A TUV delegation met with the Secretary of State this morning. The delegation was comprised of Jim Allister, Councillor Timothy Gaston and press officer Samuel Morrison.
Commenting after meeting with Julian Smith, Jim Allister said:
“We had a straight-talking meeting with the Secretary of State in which we stressed that the Government’s attempts to resurrect an unreformed Stormont are doomed to failure. We made the point that if after next Thursday, regardless of the result, the UK had to have a government with Boris Johnstone and Jeremy Corbyn as joint Prime Ministers no one would expect it to last. Yet in Northern Ireland, the Secretary of State is sadly focused on restoring a system which has failed time and again. Furthermore, in many ways the Belfast Agreement system is more ludicrous than the thought of a Johnstone/Corbyn government as one of the main parties in any restored executive doesn’t even believe Northern Ireland should exist.

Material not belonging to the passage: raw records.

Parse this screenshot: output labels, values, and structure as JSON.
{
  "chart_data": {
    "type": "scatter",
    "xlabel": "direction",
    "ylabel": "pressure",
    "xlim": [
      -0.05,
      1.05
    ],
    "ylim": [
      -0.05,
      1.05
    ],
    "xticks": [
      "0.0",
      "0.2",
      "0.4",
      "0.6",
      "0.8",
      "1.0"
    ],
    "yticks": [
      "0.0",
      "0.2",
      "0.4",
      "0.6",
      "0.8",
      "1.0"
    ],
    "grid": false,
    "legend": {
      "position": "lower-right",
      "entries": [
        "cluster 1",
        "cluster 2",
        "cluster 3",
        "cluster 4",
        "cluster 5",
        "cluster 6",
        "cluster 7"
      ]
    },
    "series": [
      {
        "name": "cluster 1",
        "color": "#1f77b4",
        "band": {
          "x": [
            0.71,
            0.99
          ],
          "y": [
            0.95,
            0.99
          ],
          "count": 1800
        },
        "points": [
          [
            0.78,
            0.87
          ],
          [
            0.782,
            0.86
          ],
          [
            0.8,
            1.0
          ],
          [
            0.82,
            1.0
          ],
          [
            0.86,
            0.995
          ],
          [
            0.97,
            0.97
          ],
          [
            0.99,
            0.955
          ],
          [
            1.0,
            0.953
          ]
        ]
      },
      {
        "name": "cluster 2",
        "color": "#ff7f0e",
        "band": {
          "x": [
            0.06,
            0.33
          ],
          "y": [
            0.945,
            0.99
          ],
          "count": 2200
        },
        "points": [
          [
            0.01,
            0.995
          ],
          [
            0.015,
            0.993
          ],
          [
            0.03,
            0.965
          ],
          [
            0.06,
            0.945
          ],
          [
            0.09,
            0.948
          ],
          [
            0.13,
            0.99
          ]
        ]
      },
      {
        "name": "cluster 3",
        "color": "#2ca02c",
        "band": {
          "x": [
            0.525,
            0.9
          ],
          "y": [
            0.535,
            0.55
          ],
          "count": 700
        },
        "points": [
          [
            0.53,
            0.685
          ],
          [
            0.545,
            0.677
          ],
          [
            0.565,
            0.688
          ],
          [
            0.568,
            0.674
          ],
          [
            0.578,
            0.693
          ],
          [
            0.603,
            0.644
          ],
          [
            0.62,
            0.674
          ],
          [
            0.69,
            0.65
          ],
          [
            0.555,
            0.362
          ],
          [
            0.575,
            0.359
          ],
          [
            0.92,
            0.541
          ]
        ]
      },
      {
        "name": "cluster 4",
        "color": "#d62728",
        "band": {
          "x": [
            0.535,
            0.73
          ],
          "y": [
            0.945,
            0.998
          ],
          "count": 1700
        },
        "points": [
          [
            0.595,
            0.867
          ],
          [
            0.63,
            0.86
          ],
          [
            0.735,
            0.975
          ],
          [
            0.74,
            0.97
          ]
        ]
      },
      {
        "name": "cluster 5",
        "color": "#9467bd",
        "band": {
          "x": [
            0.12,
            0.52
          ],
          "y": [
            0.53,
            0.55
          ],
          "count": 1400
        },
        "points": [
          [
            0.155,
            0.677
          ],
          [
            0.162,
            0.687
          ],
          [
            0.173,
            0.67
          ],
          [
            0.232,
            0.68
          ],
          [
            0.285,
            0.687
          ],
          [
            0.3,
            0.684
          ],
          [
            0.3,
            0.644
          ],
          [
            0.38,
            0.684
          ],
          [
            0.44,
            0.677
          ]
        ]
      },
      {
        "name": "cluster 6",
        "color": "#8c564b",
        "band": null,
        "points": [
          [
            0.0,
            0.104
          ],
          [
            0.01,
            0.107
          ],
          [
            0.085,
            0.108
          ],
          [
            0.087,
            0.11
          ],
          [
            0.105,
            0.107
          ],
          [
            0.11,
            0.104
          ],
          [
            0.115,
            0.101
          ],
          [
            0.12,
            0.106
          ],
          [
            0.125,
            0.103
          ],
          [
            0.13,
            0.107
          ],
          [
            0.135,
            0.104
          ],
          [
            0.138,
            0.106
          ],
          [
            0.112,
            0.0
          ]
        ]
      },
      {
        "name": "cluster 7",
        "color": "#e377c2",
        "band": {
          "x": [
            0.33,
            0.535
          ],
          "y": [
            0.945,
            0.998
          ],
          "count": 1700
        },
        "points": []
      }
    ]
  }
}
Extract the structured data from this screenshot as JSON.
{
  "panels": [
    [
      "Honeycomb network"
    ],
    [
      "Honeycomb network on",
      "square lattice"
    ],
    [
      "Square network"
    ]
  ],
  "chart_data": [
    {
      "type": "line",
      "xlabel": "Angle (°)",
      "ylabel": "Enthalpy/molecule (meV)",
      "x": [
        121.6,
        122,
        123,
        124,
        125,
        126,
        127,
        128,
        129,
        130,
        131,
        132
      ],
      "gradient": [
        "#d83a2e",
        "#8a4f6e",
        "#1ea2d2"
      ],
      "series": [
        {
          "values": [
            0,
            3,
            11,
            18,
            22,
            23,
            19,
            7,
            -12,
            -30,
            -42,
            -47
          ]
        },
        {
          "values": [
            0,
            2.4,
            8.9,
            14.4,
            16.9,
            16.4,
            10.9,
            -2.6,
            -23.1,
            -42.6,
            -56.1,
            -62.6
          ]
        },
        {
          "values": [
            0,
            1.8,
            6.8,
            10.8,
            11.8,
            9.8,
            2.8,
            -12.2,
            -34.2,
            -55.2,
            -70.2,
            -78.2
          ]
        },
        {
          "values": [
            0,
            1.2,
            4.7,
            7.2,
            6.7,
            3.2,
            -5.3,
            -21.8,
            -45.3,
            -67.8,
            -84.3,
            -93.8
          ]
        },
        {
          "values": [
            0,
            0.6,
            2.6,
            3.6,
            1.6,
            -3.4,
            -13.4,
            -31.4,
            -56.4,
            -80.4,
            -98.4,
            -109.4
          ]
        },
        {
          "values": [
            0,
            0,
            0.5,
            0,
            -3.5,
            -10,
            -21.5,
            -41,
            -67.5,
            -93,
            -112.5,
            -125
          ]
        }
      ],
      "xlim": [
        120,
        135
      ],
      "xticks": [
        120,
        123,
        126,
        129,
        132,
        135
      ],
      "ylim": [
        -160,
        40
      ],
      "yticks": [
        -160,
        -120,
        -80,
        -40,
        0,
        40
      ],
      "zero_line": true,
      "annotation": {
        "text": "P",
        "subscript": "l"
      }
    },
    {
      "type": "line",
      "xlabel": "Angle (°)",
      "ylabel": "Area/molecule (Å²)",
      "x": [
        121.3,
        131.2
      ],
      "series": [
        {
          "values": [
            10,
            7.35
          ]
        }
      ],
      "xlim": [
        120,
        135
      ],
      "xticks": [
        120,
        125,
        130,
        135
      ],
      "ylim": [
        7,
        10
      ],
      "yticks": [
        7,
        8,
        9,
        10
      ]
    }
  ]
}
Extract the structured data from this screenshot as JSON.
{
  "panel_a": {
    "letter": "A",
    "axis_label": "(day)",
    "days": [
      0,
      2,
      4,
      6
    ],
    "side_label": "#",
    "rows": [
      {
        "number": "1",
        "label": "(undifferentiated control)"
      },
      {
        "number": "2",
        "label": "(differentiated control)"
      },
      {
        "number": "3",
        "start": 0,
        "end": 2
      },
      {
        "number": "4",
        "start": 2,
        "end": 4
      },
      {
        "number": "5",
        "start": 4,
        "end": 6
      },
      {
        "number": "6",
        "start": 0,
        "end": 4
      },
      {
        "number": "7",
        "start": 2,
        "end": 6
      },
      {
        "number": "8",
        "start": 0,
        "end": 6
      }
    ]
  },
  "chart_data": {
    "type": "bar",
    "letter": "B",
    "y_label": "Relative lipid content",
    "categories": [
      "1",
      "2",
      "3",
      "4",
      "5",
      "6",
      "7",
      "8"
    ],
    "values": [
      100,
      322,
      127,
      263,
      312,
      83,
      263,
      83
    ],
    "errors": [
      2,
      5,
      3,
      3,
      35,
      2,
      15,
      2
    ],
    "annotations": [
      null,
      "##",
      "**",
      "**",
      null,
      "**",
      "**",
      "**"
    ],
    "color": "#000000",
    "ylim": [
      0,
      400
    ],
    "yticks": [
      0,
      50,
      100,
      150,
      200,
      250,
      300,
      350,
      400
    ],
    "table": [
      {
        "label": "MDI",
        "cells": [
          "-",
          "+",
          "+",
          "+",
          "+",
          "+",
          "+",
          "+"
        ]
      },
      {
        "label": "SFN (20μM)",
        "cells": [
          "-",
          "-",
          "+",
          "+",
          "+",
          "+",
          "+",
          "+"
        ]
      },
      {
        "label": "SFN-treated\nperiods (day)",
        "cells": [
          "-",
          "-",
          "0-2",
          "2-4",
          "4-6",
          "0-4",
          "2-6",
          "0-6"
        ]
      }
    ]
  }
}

“TUV urged the government to ditch the politics of failure and spelt out the alternatives which could be put in place. We reminded the Secretary of State that in the absence of devolution he had a responsibility to govern and that the crisis in health meant that direct rule ministers should be brought in.
“On the issue of Brexit, we left Mr Smith in no doubt about the feeling of betrayal within Unionism and the united opposition across our community to the Boris deal which produces Brexit for Great Britain but not for Northern Ireland. A situation that provides for frictionless trade on the island of Ireland at the expense of erecting a border in the Irish Sea cuts to the heart of the Act of Union. The Union has always been about economic as well as political union between the UK’s family of nations.
“We also raised the imposition of abortion and same sex marriage on Northern Ireland.
“We expressed our strong opposition to the free for all on abortion up to 12 or even 14 weeks proposed by the NIO and concerns about the limits to conscientious objection in their ongoing consultation.
“On the redefinition of marriage we were at least pleased to advised that the NIO is planning to consult on protections for churches and free speech – provisions which exist in Great Britain.”